Barcelona may yet prove they are the best team in Europe but they are indisputably the best in Spain after they wrapped up their fourth La Liga title in five years on Saturday.
Barca are now nine points clear of Atletico Madrid with three games left to play, while Real Madrid look set to finish a second consecutive season trailing the champions by double figures in terms of points.
The failings of Real, who now own the pitiful record of winning the league only once in seven years, are laid bare by the table but a smaller margin flatters Atletico too, masking what has, in truth, been a procession for the best part of four months.
“Our first goal is consistency, being the best every day,” Ernesto Valverde said in September.
At the start of January, Barca’s advantage was five points, February six, March seven and April eight. Some then hoped there could be a race when they drew 4-4 at Villarreal but a few days later they had beaten Atletico and that was that.
The stuttering form of those beneath them has certainly helped.
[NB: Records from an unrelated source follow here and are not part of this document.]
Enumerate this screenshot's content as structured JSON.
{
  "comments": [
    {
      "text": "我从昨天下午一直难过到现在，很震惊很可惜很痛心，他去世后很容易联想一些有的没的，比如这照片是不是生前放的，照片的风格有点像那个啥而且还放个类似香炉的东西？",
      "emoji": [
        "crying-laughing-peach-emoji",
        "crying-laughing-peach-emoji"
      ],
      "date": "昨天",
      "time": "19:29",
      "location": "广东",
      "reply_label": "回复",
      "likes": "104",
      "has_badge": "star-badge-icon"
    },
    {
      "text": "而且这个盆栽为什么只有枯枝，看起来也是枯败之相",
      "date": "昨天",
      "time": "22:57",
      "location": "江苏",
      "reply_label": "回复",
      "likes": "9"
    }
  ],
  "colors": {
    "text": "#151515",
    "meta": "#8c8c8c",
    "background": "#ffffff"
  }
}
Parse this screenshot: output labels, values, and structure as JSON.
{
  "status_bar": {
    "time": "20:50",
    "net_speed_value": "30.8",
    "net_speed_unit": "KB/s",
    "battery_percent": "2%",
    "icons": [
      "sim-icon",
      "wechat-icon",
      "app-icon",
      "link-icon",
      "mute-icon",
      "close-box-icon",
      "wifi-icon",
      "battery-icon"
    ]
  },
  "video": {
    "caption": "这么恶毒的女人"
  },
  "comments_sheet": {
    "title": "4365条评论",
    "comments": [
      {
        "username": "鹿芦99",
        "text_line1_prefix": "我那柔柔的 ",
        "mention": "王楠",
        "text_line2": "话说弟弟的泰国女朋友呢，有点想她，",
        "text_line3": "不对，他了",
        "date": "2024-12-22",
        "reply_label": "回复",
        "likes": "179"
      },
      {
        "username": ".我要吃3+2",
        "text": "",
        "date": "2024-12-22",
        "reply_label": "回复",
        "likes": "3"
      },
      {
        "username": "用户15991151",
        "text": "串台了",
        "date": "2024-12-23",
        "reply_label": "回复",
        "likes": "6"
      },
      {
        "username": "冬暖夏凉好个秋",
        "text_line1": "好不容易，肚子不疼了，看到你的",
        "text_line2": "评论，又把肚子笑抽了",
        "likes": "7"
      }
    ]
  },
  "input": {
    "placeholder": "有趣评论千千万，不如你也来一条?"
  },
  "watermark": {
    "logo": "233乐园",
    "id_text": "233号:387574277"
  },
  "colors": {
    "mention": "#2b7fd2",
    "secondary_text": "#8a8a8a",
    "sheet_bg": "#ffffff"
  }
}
Even if Barcelona had collapsed, Real were too far behind to capitalise while Atletico, fragile away from home, have never looked capable of the winning run required.
“For us next year, the league must be our number one priority,” Real coach Zinedine Zidane said on Wednesday.
But the faults of the Madrid pair belong to them not Barca, who have now been crowned kings of Spain eight times in 11 years, a period of dominance that was started by the historic treble-team of Pep Guardiola, consolidated under Luis Enrique and now elongated by Valverde.
“What we have done over the last years will go down in history,” said Sergio Busquets.
Valverde ignoring doubters
Valverde may never convince those who take his pragmatism to be a sign of mediocrity and his veering from the iconic style of Guardiola as contrary to the ideals of Barcelona.
Winning the Champions League would surely appease the doubters, particularly if it amounted to Valverde’s own treble, with a Copa del Rey final against Valencia to come next month in Seville.
“We have to close out the title as soon as possible, without letting go,” Lionel Messi said. “Then we can think about Liverpool and the semi-finals.”
But the reputation of this Barcelona team, and their coach, is unfairly shaped by what has gone before, not least because most of those players have gone too. Messi, Busquets and Gerard Pique were the only ones present both in 2009 and 2019.
Instead, Valverde adapted, by retaining some of the old, attacking verve while adding athleticism, shape and defensive discipline. When he arrived, two Super Cup defeats to Madrid prompted Pique to admit Barca felt inferior. Not now.
Madrid, thrashed 5-1, Huesca, hammered 8-2, Sevilla, twice beaten 4-2, Espanyol, Levante and Real Betis, each sent packing 4-0, 5-0 and 4-1 respectively, are all testament to this Barcelona’s exhilarating streak.
Messi’s 34 goals are too. If he can find four more in the three games left, it will be his best La Liga return since his 43 in 2015. His partner, Luis Suarez, has 21 and together, they have scored more than every team in the division except Real Madrid and Sevilla.
Strong supporting cast
But it was far from a two-man show. Many times, goalkeeper Marc-Andre ter Stegen came to the rescue while Jordi Alba has scored and assisted more goals than any other defender in the league.
Pique has been immense in recent months and alongside him Clement Lenglet has made light of an injury-spoiled year for Samuel Umtiti.
Arthur Melo looks a future star in midfield while Ousmane Dembele’s early problems with fitness and indiscipline have given way to the scintillating talent that convinced Barca he was worth 105 million euros two years ago.
There have been concerns too. Defensively, Barcelona were suspect until Christmas and Busquets, who turns 31 in July, has too often been exposed in midfield. Both issues could yet resurface against Liverpool next week.
Philippe Coutinho left Anfield to join the elite but is yet to find his place. The January signings of Jeison Murillo and, in particular, Kevin-Prince Boateng were bizarre.
But none of those blips derailed the dominance of Barca. Instead, Real Madrid were persuaded to sack their coach, twice, while Atletico kept theirs but now face an exodus of players in the summer.
For both, uncertainty is the result of inferiority. Neither could argue that in 2018/19, Barcelona were not, by a distance, better than the rest.